Wednesday, February 24, 2010

Put Insurance Back Into Health Insurance

A good common sense piece on healthcare:

Having businesses offer full health coverage almost from the first dollar spent is phenomenally inefficient. Health care is over-consumed because it is essentially, at the margin, free to employees and too cheap -- fully deductible -- to the company. All incentive for the consumer to control costs is abandoned. Furthermore, the system is nonportable and famously bureaucratic, with the associated costs in time, money and frustration.

To put the “insurance” back in health insurance, we need to remove the tax deduction for routine health-care expenses, whether the coverage is purchased by employers or individuals. If we choose to retain a deduction for insurance against large losses, it should apply equally to plans bought by individuals directly and those provided by employers.

Among other benefits, this would remove a large tax deduction and the savings could be used to reduce other tax burdens. It would also solve the portability problem because without a tax advantage at work most individuals would purchase their own insurance. Most importantly, by buying their own insurance, designed to protect against only relatively large losses, individuals would become conscious of medical costs.

Assessment of Risk

Now let’s discuss risk assessment. Ignoring pre-existing conditions might sound compassionate, but it is equivalent to declaring that a fire-insurance company must charge the same amount for a modern house with smoke detectors and interior fireproofing as for a century-old, wooden-frame former stable, complete with some hay left over, and a basement full of painting supplies. Taking the analogy further, the same premium must be charged for a well-protected, unscathed house as for one that is already on fire.

The business of insurance is about determining risk and charging accordingly. It’s why insurance companies exist. If we eliminate that, medical insurers are just form-processing companies for the government. Worse, we lose a valuable economic input: that of accurate risk assessment and pricing, without which sensible management of medical expenses is impossible.

‘Don’t Ask’

The desire to help those with pre-existing conditions is laudable. The way to do this is to help.

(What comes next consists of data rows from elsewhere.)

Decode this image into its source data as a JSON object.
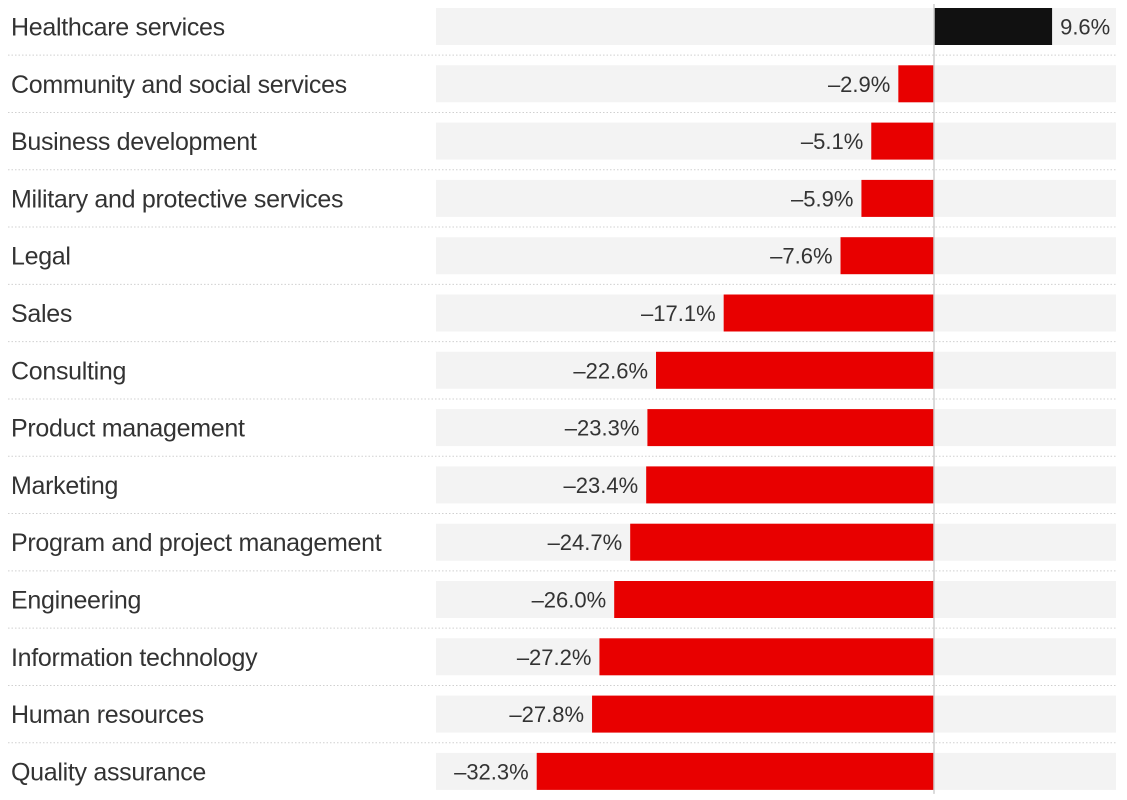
{
  "chart_data": {
    "type": "bar",
    "orientation": "horizontal",
    "title": "",
    "xlabel": "",
    "ylabel": "",
    "xlim": [
      -40,
      15
    ],
    "categories": [
      "Healthcare services",
      "Community and social services",
      "Business development",
      "Military and protective services",
      "Legal",
      "Sales",
      "Consulting",
      "Product management",
      "Marketing",
      "Program and project management",
      "Engineering",
      "Information technology",
      "Human resources",
      "Quality assurance"
    ],
    "values": [
      9.6,
      -2.9,
      -5.1,
      -5.9,
      -7.6,
      -17.1,
      -22.6,
      -23.3,
      -23.4,
      -24.7,
      -26.0,
      -27.2,
      -27.8,
      -32.3
    ],
    "value_labels": [
      "9.6%",
      "–2.9%",
      "–5.1%",
      "–5.9%",
      "–7.6%",
      "–17.1%",
      "–22.6%",
      "–23.3%",
      "–23.4%",
      "–24.7%",
      "–26.0%",
      "–27.2%",
      "–27.8%",
      "–32.3%"
    ],
    "colors": {
      "positive": "#111111",
      "negative": "#e80000",
      "track": "#f3f3f3",
      "zero_line": "#cfcfcf",
      "row_divider": "#d0d0d0",
      "text": "#333333"
    }
  }
}
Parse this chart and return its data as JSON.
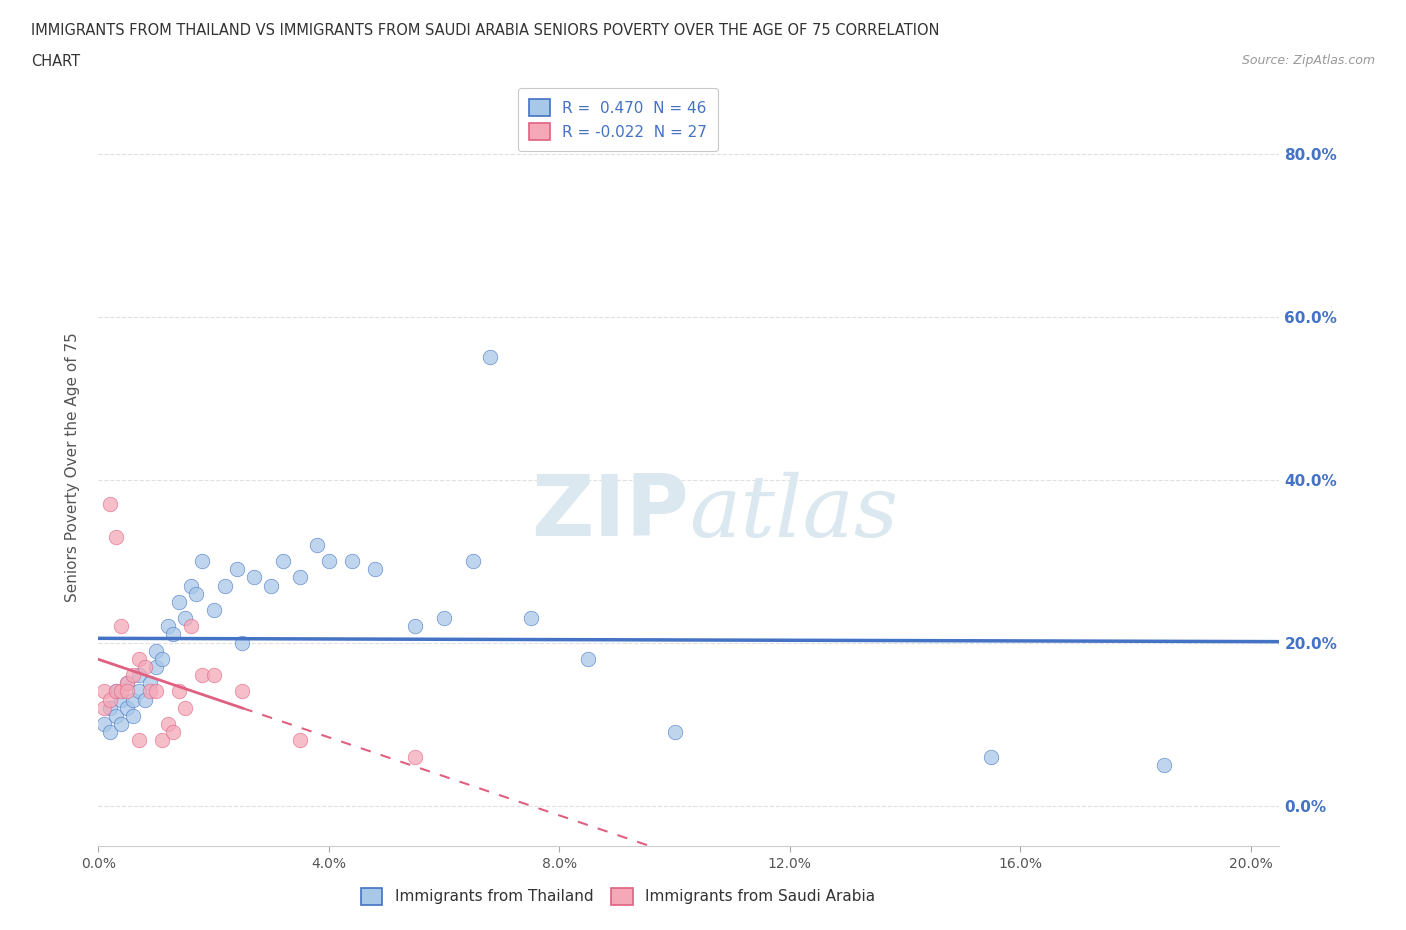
{
  "title_line1": "IMMIGRANTS FROM THAILAND VS IMMIGRANTS FROM SAUDI ARABIA SENIORS POVERTY OVER THE AGE OF 75 CORRELATION",
  "title_line2": "CHART",
  "source": "Source: ZipAtlas.com",
  "ylabel": "Seniors Poverty Over the Age of 75",
  "xlim": [
    0.0,
    0.205
  ],
  "ylim": [
    -0.05,
    0.88
  ],
  "xticks": [
    0.0,
    0.04,
    0.08,
    0.12,
    0.16,
    0.2
  ],
  "yticks": [
    0.0,
    0.2,
    0.4,
    0.6,
    0.8
  ],
  "ytick_labels_right": [
    "0.0%",
    "20.0%",
    "40.0%",
    "60.0%",
    "80.0%"
  ],
  "xtick_labels": [
    "0.0%",
    "4.0%",
    "8.0%",
    "12.0%",
    "16.0%",
    "20.0%"
  ],
  "legend_r1": "R =  0.470  N = 46",
  "legend_r2": "R = -0.022  N = 27",
  "thailand_color": "#a8c8e8",
  "saudi_color": "#f4a8b8",
  "regression_blue": "#4472c4",
  "regression_pink": "#e06080",
  "watermark_color": "#dce8f0",
  "thailand_x": [
    0.001,
    0.002,
    0.002,
    0.003,
    0.003,
    0.004,
    0.004,
    0.005,
    0.005,
    0.006,
    0.006,
    0.007,
    0.007,
    0.008,
    0.009,
    0.01,
    0.01,
    0.011,
    0.012,
    0.013,
    0.014,
    0.015,
    0.016,
    0.017,
    0.018,
    0.02,
    0.022,
    0.024,
    0.025,
    0.027,
    0.03,
    0.032,
    0.035,
    0.038,
    0.04,
    0.044,
    0.048,
    0.055,
    0.06,
    0.065,
    0.068,
    0.075,
    0.085,
    0.1,
    0.155,
    0.185
  ],
  "thailand_y": [
    0.1,
    0.12,
    0.09,
    0.11,
    0.14,
    0.1,
    0.13,
    0.12,
    0.15,
    0.13,
    0.11,
    0.14,
    0.16,
    0.13,
    0.15,
    0.17,
    0.19,
    0.18,
    0.22,
    0.21,
    0.25,
    0.23,
    0.27,
    0.26,
    0.3,
    0.24,
    0.27,
    0.29,
    0.2,
    0.28,
    0.27,
    0.3,
    0.28,
    0.32,
    0.3,
    0.3,
    0.29,
    0.22,
    0.23,
    0.3,
    0.55,
    0.23,
    0.18,
    0.09,
    0.06,
    0.05
  ],
  "saudi_x": [
    0.001,
    0.001,
    0.002,
    0.002,
    0.003,
    0.003,
    0.004,
    0.004,
    0.005,
    0.005,
    0.006,
    0.007,
    0.007,
    0.008,
    0.009,
    0.01,
    0.011,
    0.012,
    0.013,
    0.014,
    0.015,
    0.016,
    0.018,
    0.02,
    0.025,
    0.035,
    0.055
  ],
  "saudi_y": [
    0.12,
    0.14,
    0.13,
    0.37,
    0.33,
    0.14,
    0.14,
    0.22,
    0.15,
    0.14,
    0.16,
    0.18,
    0.08,
    0.17,
    0.14,
    0.14,
    0.08,
    0.1,
    0.09,
    0.14,
    0.12,
    0.22,
    0.16,
    0.16,
    0.14,
    0.08,
    0.06
  ],
  "background_color": "#ffffff",
  "grid_color": "#cccccc"
}
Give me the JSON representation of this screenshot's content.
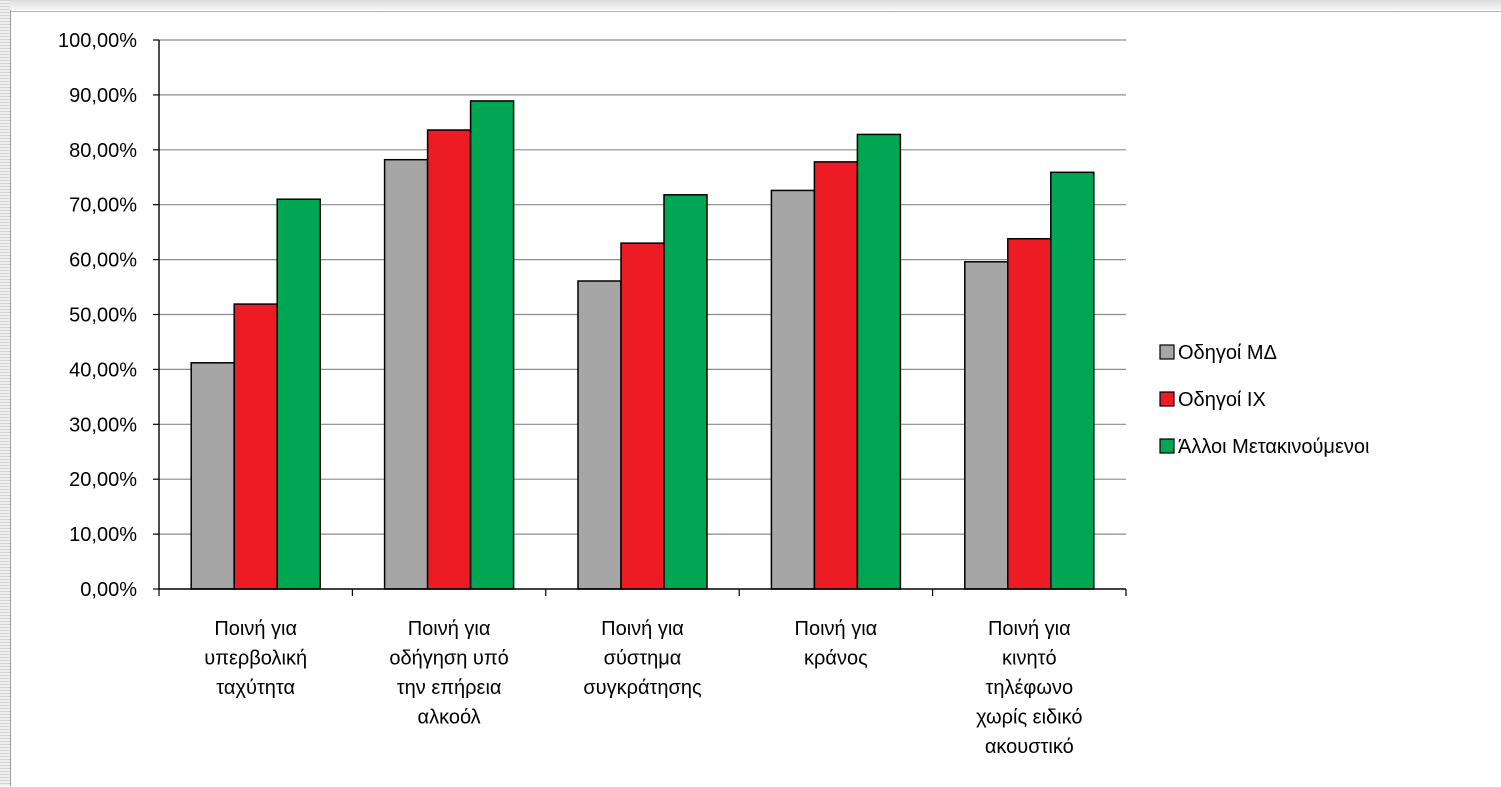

If someone needs more medical care than he or she can pay for, direct state subsidy is far more efficient than making insurance companies pretend that the patient isn’t ill or at high risk of becoming ill. We can separately debate the degree of generosity of this subsidy, but it is efficient and honest. Making insurance companies play “don’t ask, don’t tell” with health status is neither.

Though you wouldn’t know it from the headlines, our system today, and our discussion of reform, isn’t about insurance. It’s about the total provision of health care, largely by employers, with costs hidden from individuals. Furthermore, much of the proposed reform is about eliminating the main function of an insurance company: the assessment and pricing of risk.